Can ya dig it: One of the most memorable cards in the set. A fortuitous bit of photography taken before anyone knew that Blue would win 24 games in 1971.
Right on: I knew this card from the 1975 Topps set. It appeared on one of the MVP subset cards that was in one of the first packs that I ever bought.
You see that cat Blue is a bad mother: Blue was the first pitcher to start for both the AL and the NL in the All-Star Game.
Shut your mouth: When Blue was named starting pitcher for the AL for the 1971 All-Star Game, the Pirates' Dock Ellis said that NL manager Sparky Anderson would never name Ellis the starter for the NL because Anderson didn't like him, and also because "they wouldn't pitch two brothers against each other." Anderson named Ellis the NL starting pitcher.

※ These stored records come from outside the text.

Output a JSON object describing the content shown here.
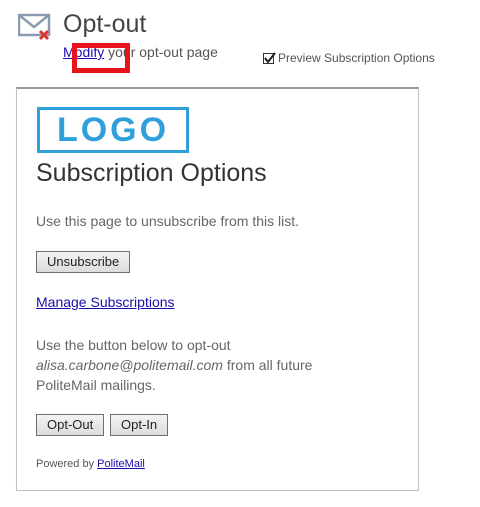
{
  "header": {
    "title": "Opt-out",
    "modify_link": "Modify",
    "modify_suffix": " your opt-out page",
    "preview_checkbox_label": "Preview Subscription Options",
    "preview_checked": true
  },
  "panel": {
    "logo_text": "LOGO",
    "title": "Subscription Options",
    "intro_text": "Use this page to unsubscribe from this list.",
    "unsubscribe_label": "Unsubscribe",
    "manage_link": "Manage Subscriptions",
    "optout_text_1": "Use the button below to opt-out",
    "email": "alisa.carbone@politemail.com",
    "optout_text_2": " from all future",
    "optout_text_3": "PoliteMail mailings.",
    "optout_label": "Opt-Out",
    "optin_label": "Opt-In",
    "powered_by_prefix": "Powered by ",
    "powered_by_link": "PoliteMail"
  },
  "colors": {
    "highlight": "#e8141d",
    "logo": "#2fa0dc",
    "link": "#1a0dab",
    "envelope": "#8a9bb0",
    "envelope_x": "#e03030"
  },
  "icons": {
    "envelope": "envelope-optout-icon",
    "checkmark": "checkmark-icon"
  }
}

No one understands him but his woman: Blue appeared on the cover of Time on Aug. 23, 1971, one of the few major league players to ever appear on a Time cover (others include Mickey Mantle, Jackie Robinson, Roy Campanella, Joe DiMaggio, Pete Rose, Dwight Gooden and others, but the most recent baseball cover as far as I can tell is in 2004 when the Red Sox won the World Series).
(A word about the back): Blue's no-hitter against the Twins occurred in just his 16th major league appearance. And he threw a complete-game one-hitter against the Royals just 10 days earlier.